When I came out, I saw the opportunity to declare myself a gay man as a way of embracing an alternative, a stance that did not subscribe to the normative heterosexual trajectory of marriage, kids, promotion, and if you’re very lucky an expensive new company car each year. My sexuality, I felt – and indeed still do – promised opportunities to fashion a new way of living, both in my personal and professional life. There were choices available – and best of all I felt that other gay men and lesbians surrounding me (my new comrades, if you like) would be there to support me, because, put simply, they also passionately believed in the cult of the outsider. That, for me, was the definition of a “gay community.”

Yet in recent years there has been a marked change in the ways that people can be gay – and the lifestyles (a word I’m cautious of, despite having edited lifestyle magazines) that are available to them. Since the banking collapse and economic austerity, the pressure to conform has multiplied. To tread one’s own path is now tougher than ever. In London, as in New York, short of selling a kidney, it’s near impossible for a younger person to get on the property ladder, meaning that generations of people are stuck in the rental trap, with little immediate hope of escaping. As someone who currently can’t even afford to rent a room in a shared house (monthly rental the equivalent of a mortgage payment) at the age of 37, I frequently despair. Today’s society seems designed to make you feel like a failure, and you have to be astronomically emotionally resilient to shut its expectations out all of the time.

Gay people, I believe, can feel this pressure more keenly than heterosexuals. The myth of the pink pound or pink dollar has always been suffocating for those who do not follow a conventional career path, but in the era of same-sex marriage, it is arguably even more psychologically destructive to those whose income is not in a particular bracket. Yes, legal equality should be celebrated, but the flip side is that those who can’t buy into the conspicuous consumption of the grand gay wedding, the luxurious apartment, the expensive holidays, the rent-a-womb kids – I could go on – is left feeling marginalized, forgotten.

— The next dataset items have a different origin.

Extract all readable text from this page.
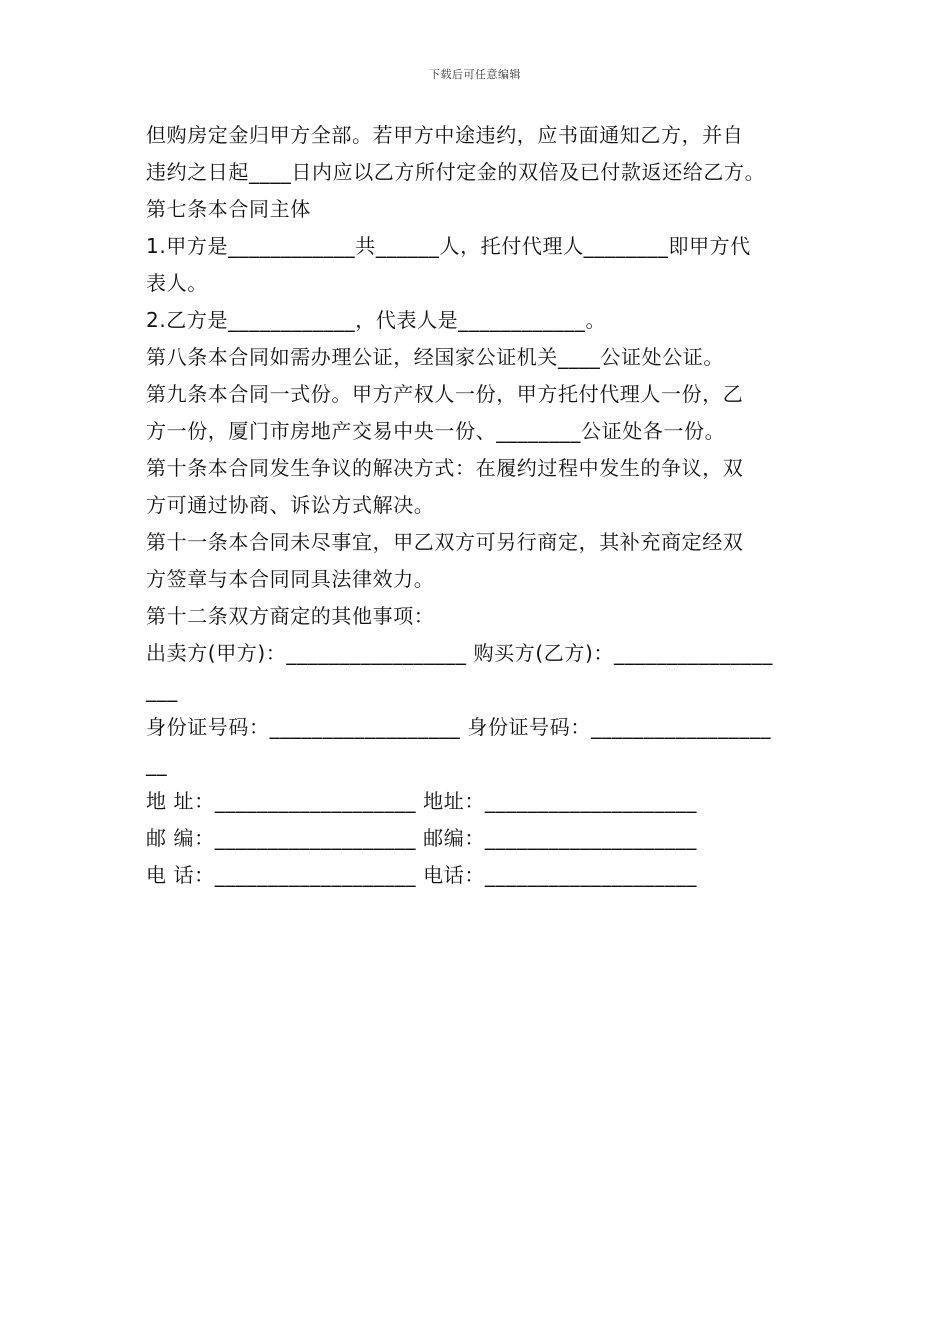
下载后可任意编辑
但购房定金归甲方全部。若甲方中途违约，应书面通知乙方，并自
违约之日起____日内应以乙方所付定金的双倍及已付款返还给乙方。
第七条本合同主体
1.甲方是____________共______人，托付代理人________即甲方代
表人。
2.乙方是____________，代表人是____________。
第八条本合同如需办理公证，经国家公证机关____公证处公证。
第九条本合同一式份。甲方产权人一份，甲方托付代理人一份，乙
方一份，厦门市房地产交易中央一份、________公证处各一份。
第十条本合同发生争议的解决方式：在履约过程中发生的争议，双
方可通过协商、诉讼方式解决。
第十一条本合同未尽事宜，甲乙双方可另行商定，其补充商定经双
方签章与本合同同具法律效力。
第十二条双方商定的其他事项：
出卖方(甲方)：_________________ 购买方(乙方)：_______________
___
身份证号码：__________________ 身份证号码：_________________
__
地 址：___________________ 地址：____________________
邮 编：___________________ 邮编：____________________
电 话：___________________ 电话：____________________
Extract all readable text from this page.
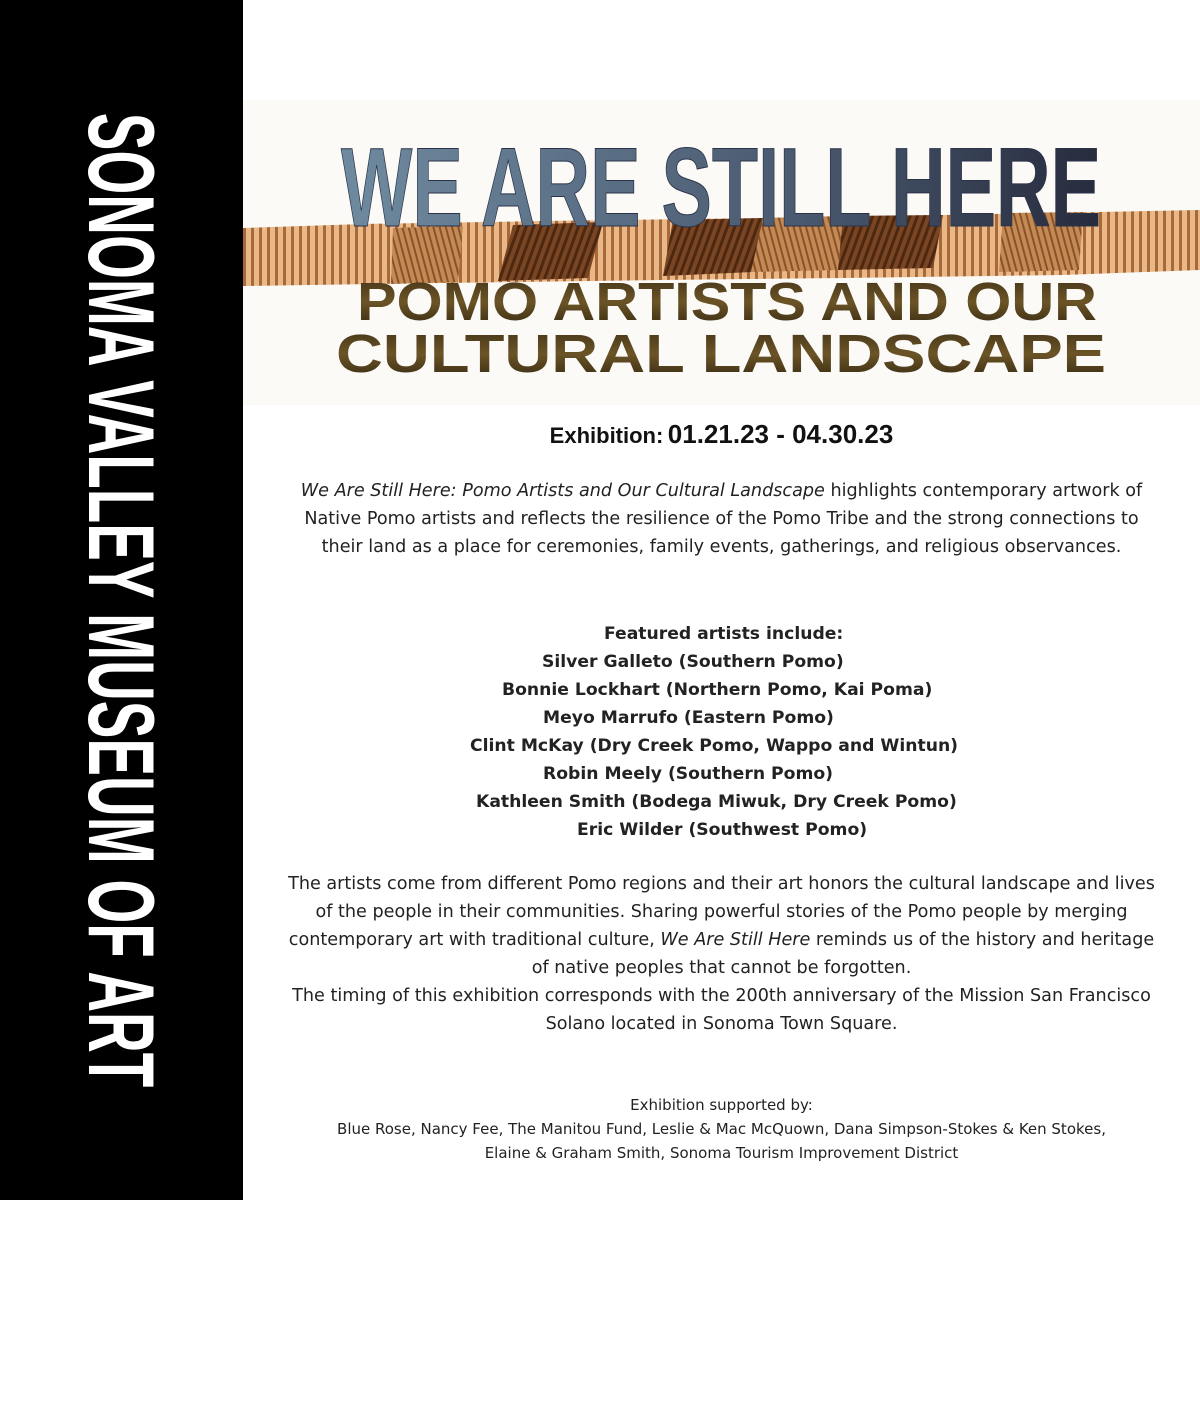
SONOMA VALLEY MUSEUM OF ART WE ARE STILL HERE
POMO ARTISTS AND OUR
CULTURAL LANDSCAPE
Exhibition: 01.21.23 - 04.30.23
We Are Still Here: Pomo Artists and Our Cultural Landscape highlights contemporary artwork of Native Pomo artists and reflects the resilience of the Pomo Tribe and the strong connections to their land as a place for ceremonies, family events, gatherings, and religious observances.
Featured artists include:
Silver Galleto (Southern Pomo)
Bonnie Lockhart (Northern Pomo, Kai Poma)
Meyo Marrufo (Eastern Pomo)
Clint McKay (Dry Creek Pomo, Wappo and Wintun)
Robin Meely (Southern Pomo)
Kathleen Smith (Bodega Miwuk, Dry Creek Pomo)
Eric Wilder (Southwest Pomo)
The artists come from different Pomo regions and their art honors the cultural landscape and lives of the people in their communities. Sharing powerful stories of the Pomo people by merging contemporary art with traditional culture, We Are Still Here reminds us of the history and heritage of native peoples that cannot be forgotten.
The timing of this exhibition corresponds with the 200th anniversary of the Mission San Francisco Solano located in Sonoma Town Square.
Exhibition supported by:
Blue Rose, Nancy Fee, The Manitou Fund, Leslie & Mac McQuown, Dana Simpson-Stokes & Ken Stokes,
Elaine & Graham Smith, Sonoma Tourism Improvement District
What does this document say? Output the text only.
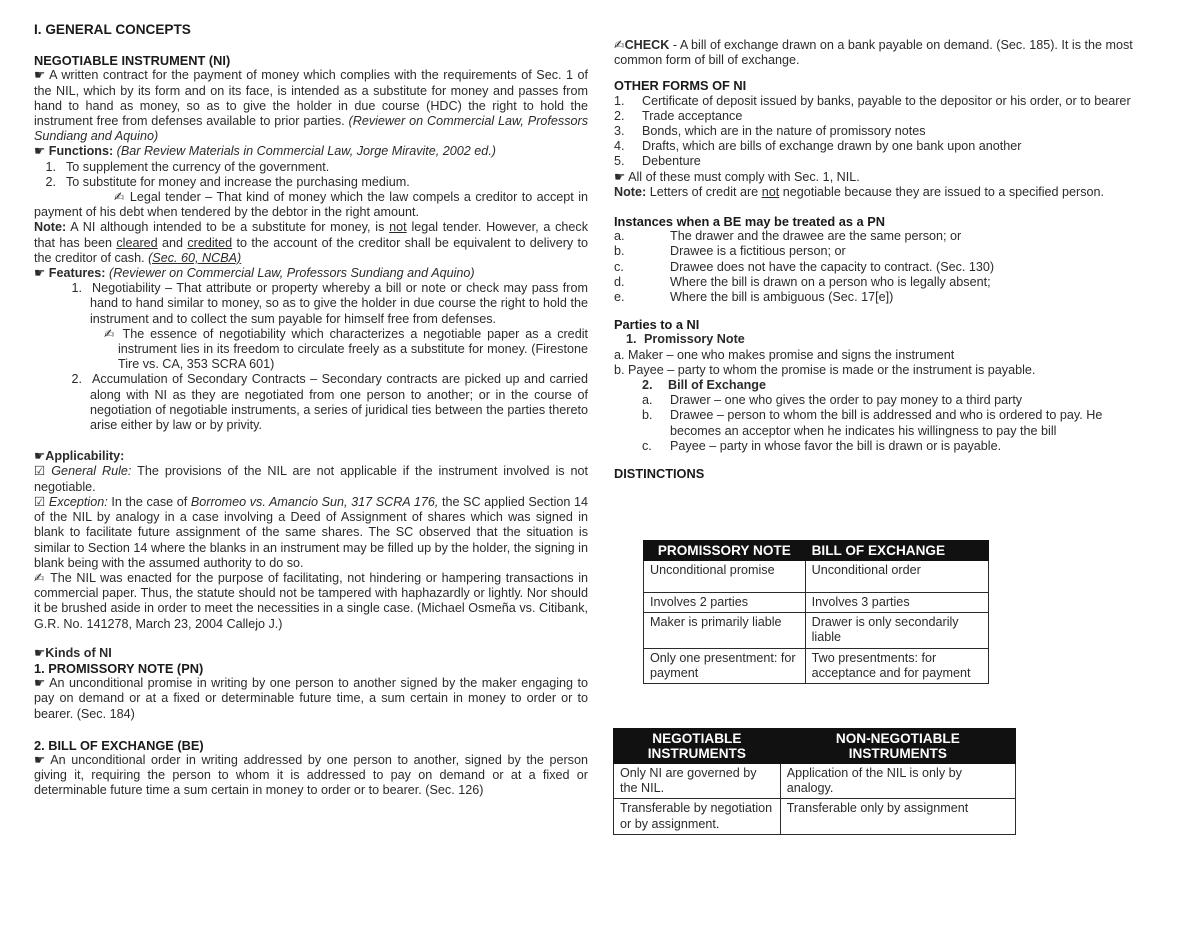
I. GENERAL CONCEPTS
NEGOTIABLE INSTRUMENT (NI)

☛ A written contract for the payment of money which complies with the requirements of Sec. 1 of the NIL, which by its form and on its face, is intended as a substitute for money and passes from hand to hand as money, so as to give the holder in due course (HDC) the right to hold the instrument free from defenses available to prior parties. (Reviewer on Commercial Law, Professors Sundiang and Aquino)

☛ Functions: (Bar Review Materials in Commercial Law, Jorge Miravite, 2002 ed.)

1. To supplement the currency of the government.
2. To substitute for money and increase the purchasing medium.

✍ Legal tender – That kind of money which the law compels a creditor to accept in payment of his debt when tendered by the debtor in the right amount.

Note: A NI although intended to be a substitute for money, is not legal tender. However, a check that has been cleared and credited to the account of the creditor shall be equivalent to delivery to the creditor of cash. (Sec. 60, NCBA)

☛ Features: (Reviewer on Commercial Law, Professors Sundiang and Aquino)

1. Negotiability – That attribute or property whereby a bill or note or check may pass from hand to hand similar to money, so as to give the holder in due course the right to hold the instrument and to collect the sum payable for himself free from defenses.
✍ The essence of negotiability which characterizes a negotiable paper as a credit instrument lies in its freedom to circulate freely as a substitute for money. (Firestone Tire vs. CA, 353 SCRA 601)
2. Accumulation of Secondary Contracts – Secondary contracts are picked up and carried along with NI as they are negotiated from one person to another; or in the course of negotiation of negotiable instruments, a series of juridical ties between the parties thereto arise either by law or by privity.

☛Applicability:

☑ General Rule: The provisions of the NIL are not applicable if the instrument involved is not negotiable.

☑ Exception: In the case of Borromeo vs. Amancio Sun, 317 SCRA 176, the SC applied Section 14 of the NIL by analogy in a case involving a Deed of Assignment of shares which was signed in blank to facilitate future assignment of the same shares. The SC observed that the situation is similar to Section 14 where the blanks in an instrument may be filled up by the holder, the signing in blank being with the assumed authority to do so.

✍ The NIL was enacted for the purpose of facilitating, not hindering or hampering transactions in commercial paper. Thus, the statute should not be tampered with haphazardly or lightly. Nor should it be brushed aside in order to meet the necessities in a single case. (Michael Osmeña vs. Citibank, G.R. No. 141278, March 23, 2004 Callejo J.)

☛Kinds of NI

1. PROMISSORY NOTE (PN)

☛ An unconditional promise in writing by one person to another signed by the maker engaging to pay on demand or at a fixed or determinable future time, a sum certain in money to order or to bearer. (Sec. 184)

2. BILL OF EXCHANGE (BE)

☛ An unconditional order in writing addressed by one person to another, signed by the person giving it, requiring the person to whom it is addressed to pay on demand or at a fixed or determinable future time a sum certain in money to order or to bearer. (Sec. 126)

✍CHECK - A bill of exchange drawn on a bank payable on demand. (Sec. 185). It is the most common form of bill of exchange.

OTHER FORMS OF NI
1.	Certificate of deposit issued by banks, payable to the depositor or his order, or to bearer
2.	Trade acceptance
3.	Bonds, which are in the nature of promissory notes
4.	Drafts, which are bills of exchange drawn by one bank upon another
5.	Debenture

☛ All of these must comply with Sec. 1, NIL.

Note: Letters of credit are not negotiable because they are issued to a specified person.

Instances when a BE may be treated as a PN
a.	The drawer and the drawee are the same person; or
b.	Drawee is a fictitious person; or
c.	Drawee does not have the capacity to contract. (Sec. 130)
d.	Where the bill is drawn on a person who is legally absent;
e.	Where the bill is ambiguous (Sec. 17[e])
Parties to a NI

1. Promissory Note

a. Maker – one who makes promise and signs the instrument

b. Payee – party to whom the promise is made or the instrument is payable.

2. Bill of Exchange

a.	Drawer – one who gives the order to pay money to a third party
b.	Drawee – person to whom the bill is addressed and who is ordered to pay. He becomes an acceptor when he indicates his willingness to pay the bill
c.	Payee – party in whose favor the bill is drawn or is payable.
DISTINCTIONS
PROMISSORY NOTE	BILL OF EXCHANGE
Unconditional promise	Unconditional order
Involves 2 parties	Involves 3 parties
Maker is primarily liable	Drawer is only secondarily liable
Only one presentment: for payment	Two presentments: for acceptance and for payment
NEGOTIABLE INSTRUMENTS	NON-NEGOTIABLE INSTRUMENTS
Only NI are governed by the NIL.	Application of the NIL is only by analogy.
Transferable by negotiation or by assignment.	Transferable only by assignment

Screen Shot 2016-10-29 at 14.15.23.pngIn her superb, rabble-rousing book Straight Expectations: What Does it Mean To Be Gay Today, the controversial journalist and women’s rights activist, Julie Bindel, argues that since the early days of gay liberation – which proposed overturning the existing patriarchal power structure – both gay men and women have catastrophically lost their way. Becoming “too tired to fight anymore or too conservative to want to dismantle the remaining oppressive structures” these people, Bindel says, are so desperate to be accepted that they’re not just aping heterosexual, but – worse still – mimicking the most conservative straight people.  Those who have sold out to a Faustian pact where “profit trumped politics,” in a gay commercial playground which values “equity over equality.”

How different this “new normal” is from ideas of queer politics, from the revolution that was promised to not just gay people but straights too in the 1970s. As more and more gay or queer creatives are being forced out of the central areas of our cities, these people are becoming invisible, usurped by hordes of gay men in sweat-drenched corporate shirts whose only idea of marching is the trek to the estate agents via their financial advisors.

Where, then, should the new battle lines be drawn? Between the gays and straights, or between the gays who have and those who don't? Bindel is certainly in no doubt: we’ve been “duped” and are now pathetic shadows of our former selves, “a cowardly mass of apologetic sops,” groveling for crumbs from a largely conservative society, who exploit us for our disposable income. “The gay rights movement has not just lost its teeth,” she fumes, “it is operating like an elderly claret-soaked conservative making his way to the bedpan in the corner of the room: bloated, smug and plodding.” I wish I didn’t agree with her, but it’s becoming increasingly difficult not to.